4. Intuisi Hati

17 2 1
                                    


Dinda

Otakku membeku setelah mendengar pernyataan Aru. Waktu seakan terhenti. Napasku tertahan. Detik berikutnya aku mendengar bunyi langkah kaki seorang pramusaji yang menghampiri meja kami dan menyajikan pesanan milikku dan Aru. Kesadaranku sudah kembali seratus persen.

Aku berusaha mengukir senyum di wajah untuknya. Memang apa lagi yang bisa aku lakukan? Mau lari pun tidak mungkin. Hanya saja ada perasaan menggelitik sekaligus tidak nyaman bila aku mengelak sebuah janji yang pernah aku ikrarkan melalui jari-jariku sendiri.

"Kamu... masih mengingatnya?"

Aru mengangguk pasti. "Jadi.. yang lupa dengan janjinya sendiri, justru kamu?" Gelak tawa segera mengudara dari bibir Aru.

SKAK MAT!

"Maaf." Aku memilih terkekeh secukupnya. "Sepertinya itu karena pengaruh umur, Ru," sergahku agar terkesan tidak salah tingkah di depannya. 

Ya ampun! Nggak banget deh Dinda! Kok kamu malah menghubungkan umur dengan daya ingat?!

Sepasang mata Aru tampak menyipit dengan sebentuk senyum yang seolah sedang mengejekku penuh kemenangan. 

"Tahu deh yang merasa sudah berumur," cuapnya dengan santai lalu meneguk es kopi miliknya.

Aku hanya bisa menahan senyum karena menahan rasa malu, lalu aku mengikuti kegiatan Aru untuk ikut menyeruput secangkir coklat panas. Dalam detik yang menjeda obrolan kami, sepasang mataku bertumbuk dengan milik Aru.
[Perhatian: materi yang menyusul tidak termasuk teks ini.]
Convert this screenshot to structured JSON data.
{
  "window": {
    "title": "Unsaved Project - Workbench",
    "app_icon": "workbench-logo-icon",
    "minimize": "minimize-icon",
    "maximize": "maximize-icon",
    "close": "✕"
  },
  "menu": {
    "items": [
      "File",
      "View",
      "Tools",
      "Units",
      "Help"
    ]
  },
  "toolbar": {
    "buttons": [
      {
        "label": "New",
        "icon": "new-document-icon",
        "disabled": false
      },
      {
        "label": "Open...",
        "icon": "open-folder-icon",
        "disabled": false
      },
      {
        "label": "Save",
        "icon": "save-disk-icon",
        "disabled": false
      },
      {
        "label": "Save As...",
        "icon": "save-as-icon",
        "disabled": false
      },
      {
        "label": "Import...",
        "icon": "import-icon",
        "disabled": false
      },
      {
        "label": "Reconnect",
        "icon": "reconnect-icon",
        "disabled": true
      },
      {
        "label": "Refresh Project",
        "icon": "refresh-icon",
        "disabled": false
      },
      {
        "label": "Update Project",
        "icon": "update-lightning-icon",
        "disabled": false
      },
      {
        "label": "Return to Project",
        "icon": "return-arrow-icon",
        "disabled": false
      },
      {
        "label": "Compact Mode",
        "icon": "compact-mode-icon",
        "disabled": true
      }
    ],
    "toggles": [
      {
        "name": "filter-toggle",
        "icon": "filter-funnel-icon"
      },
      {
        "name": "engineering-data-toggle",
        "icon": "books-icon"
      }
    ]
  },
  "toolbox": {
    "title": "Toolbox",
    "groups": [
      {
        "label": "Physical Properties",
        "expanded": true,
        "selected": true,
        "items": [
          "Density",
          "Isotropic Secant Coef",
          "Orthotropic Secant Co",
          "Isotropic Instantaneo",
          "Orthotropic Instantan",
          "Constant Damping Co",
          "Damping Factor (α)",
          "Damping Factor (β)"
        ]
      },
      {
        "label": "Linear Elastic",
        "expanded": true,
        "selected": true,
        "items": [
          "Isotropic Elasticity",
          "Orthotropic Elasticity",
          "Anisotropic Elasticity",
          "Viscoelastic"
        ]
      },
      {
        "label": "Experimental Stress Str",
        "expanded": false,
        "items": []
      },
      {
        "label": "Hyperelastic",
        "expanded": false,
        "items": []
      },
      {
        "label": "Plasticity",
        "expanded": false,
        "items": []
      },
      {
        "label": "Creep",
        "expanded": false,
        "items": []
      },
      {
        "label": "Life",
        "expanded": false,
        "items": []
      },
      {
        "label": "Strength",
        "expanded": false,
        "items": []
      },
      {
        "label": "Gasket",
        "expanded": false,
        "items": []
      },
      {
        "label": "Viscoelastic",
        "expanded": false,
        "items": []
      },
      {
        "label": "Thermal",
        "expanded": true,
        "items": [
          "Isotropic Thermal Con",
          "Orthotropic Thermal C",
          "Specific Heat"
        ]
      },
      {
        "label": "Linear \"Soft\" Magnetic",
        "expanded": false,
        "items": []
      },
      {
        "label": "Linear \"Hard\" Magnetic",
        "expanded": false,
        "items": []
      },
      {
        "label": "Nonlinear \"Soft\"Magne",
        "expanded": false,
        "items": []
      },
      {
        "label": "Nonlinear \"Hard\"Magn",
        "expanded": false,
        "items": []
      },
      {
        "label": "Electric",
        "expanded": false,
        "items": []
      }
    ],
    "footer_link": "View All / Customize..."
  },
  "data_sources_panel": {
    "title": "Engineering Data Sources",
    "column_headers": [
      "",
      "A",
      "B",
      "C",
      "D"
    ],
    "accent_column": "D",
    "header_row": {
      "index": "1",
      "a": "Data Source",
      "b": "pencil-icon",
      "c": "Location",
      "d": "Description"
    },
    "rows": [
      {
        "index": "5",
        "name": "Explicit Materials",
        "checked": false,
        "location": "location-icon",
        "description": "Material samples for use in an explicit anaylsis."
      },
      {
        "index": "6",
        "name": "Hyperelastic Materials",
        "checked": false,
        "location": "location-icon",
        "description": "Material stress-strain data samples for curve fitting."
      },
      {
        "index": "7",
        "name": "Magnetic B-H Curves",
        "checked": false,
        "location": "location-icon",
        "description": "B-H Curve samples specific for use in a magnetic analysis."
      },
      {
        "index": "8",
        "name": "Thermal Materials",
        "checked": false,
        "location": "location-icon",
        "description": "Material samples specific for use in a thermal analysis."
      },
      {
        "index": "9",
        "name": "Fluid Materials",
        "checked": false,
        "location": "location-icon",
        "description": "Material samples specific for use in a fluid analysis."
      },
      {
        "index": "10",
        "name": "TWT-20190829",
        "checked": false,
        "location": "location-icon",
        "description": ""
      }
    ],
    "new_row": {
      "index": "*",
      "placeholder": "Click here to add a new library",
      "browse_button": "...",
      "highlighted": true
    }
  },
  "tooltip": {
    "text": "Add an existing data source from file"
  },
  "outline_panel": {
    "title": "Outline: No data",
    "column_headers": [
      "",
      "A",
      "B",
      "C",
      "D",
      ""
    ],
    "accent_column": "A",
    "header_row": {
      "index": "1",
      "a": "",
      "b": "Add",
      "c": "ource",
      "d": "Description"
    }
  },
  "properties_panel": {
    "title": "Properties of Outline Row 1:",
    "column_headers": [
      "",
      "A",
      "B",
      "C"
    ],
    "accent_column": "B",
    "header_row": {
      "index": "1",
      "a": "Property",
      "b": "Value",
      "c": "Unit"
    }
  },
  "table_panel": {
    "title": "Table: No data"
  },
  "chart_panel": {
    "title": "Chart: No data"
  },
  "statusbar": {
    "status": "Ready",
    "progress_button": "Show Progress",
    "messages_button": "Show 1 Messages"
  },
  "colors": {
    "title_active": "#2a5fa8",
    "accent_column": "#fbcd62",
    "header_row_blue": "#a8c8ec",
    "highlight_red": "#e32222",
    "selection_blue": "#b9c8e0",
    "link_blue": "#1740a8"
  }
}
Saling menatap satu sama lain.

"Jadi... setuju?" tanya Aru dengan maksud melanjutkan perbincangan kami sebelumnya. 

"Setuju untuk menjadi penulismu?"

Aru mengangguk cepat dan mengubah posisi duduknya dengan tangannya yang saling melipat satu sama lain. "Iya dong. Memangnya mau setuju untuk yang lain?" 

Pertanyaan Aru kali ini terdengar seperti jebakan yang dahulu sering ia lontarkan kepadaku di forum obrolan. Aku cukup hapal kalau Aru begitu pintar mengubah topik yang biasa menjadi obrolan konyol yang luar biasa dan berakhir membuatku tersenyum kecil.

"Yang lain? Memangnya ada lagi?" Aku berupaya tenang agar tidak buru-buru menimpali pertanyaan Aru.

"Ada sih kalau kamu memang mau mendengar penawaran saya yang satu lagi."

"Apa?"

"Adinda Zahrany," panggil Aru dengan suaranya yang entah gimana terdengar begitu dalam bersama dengan sepasang matanya yang tajam lurus menatapku.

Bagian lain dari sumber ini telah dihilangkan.